Time ─────────────────────────────────────────►
Buckets (size=5s, step=1s):
[0–5) [1–6) [2–7) [3–8) [4–9) [5–10) ...
│ │ │ │ │
▼ ▼ ▼ ▼ ▼
compute at each step using the overlapping range
b) Tumbling window¶
- Non‑overlapping buckets that cover the timeline back‑to‑back.
- Good for periodic reports (per‑minute counts, per‑hour sums).
Time ─────────────────────────────────────────►
Buckets (size=5s, step=5s):
[0–5) [5–10) [10–15) [15–20) [20–25) ...
│ │ │ │
▼ ▼ ▼ ▼
compute once per bucket when it closes
Visualizing bucket contribution¶
For a moving average in a 5s sliding window, bucket membership changes gradually:
Event times: 0s 1s 2s 3s 4s 5s 6s 7s 8s
Window [t-5,t): at t=6s covers 1–6s; at t=7s covers 2–7s, etc.

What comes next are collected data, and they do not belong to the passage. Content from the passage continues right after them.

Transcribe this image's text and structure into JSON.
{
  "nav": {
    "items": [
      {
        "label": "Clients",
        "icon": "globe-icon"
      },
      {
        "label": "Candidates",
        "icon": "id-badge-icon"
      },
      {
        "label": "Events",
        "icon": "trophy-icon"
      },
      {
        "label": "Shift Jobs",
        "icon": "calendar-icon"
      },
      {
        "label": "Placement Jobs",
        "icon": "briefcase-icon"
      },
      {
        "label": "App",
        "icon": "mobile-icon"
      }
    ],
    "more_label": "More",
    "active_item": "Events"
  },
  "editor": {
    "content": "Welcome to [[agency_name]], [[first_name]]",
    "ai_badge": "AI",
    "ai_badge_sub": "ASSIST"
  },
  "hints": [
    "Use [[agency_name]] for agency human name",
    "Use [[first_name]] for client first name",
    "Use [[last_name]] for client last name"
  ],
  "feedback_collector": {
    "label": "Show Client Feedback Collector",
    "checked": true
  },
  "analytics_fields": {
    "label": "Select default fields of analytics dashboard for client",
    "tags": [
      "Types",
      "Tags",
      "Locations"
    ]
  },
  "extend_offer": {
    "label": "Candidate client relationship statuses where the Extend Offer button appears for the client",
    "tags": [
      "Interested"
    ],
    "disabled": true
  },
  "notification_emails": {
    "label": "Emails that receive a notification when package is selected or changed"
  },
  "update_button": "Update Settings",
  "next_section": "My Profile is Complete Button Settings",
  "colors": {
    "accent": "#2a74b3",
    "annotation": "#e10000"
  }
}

Overlaps fade out old events as new ones enter.
See runnable samples in reference/windowing:
- Sliding window: SlidingWindowSample.java
- Tumbling window: TumblingWindowSample.java
- Tumbling window with trigger: TumblingTriggerSample.java
Putting it together¶
- Event arrives at a source and gets mapped to a typed value
- The scheduler evaluates only impacted nodes in topological order
- Triggers determine when a new value is visible downstream
- Windows manage time‑scoped state; aggregates compute results over buckets
- Sinks receive final values (push to console, DB, message bus, etc.)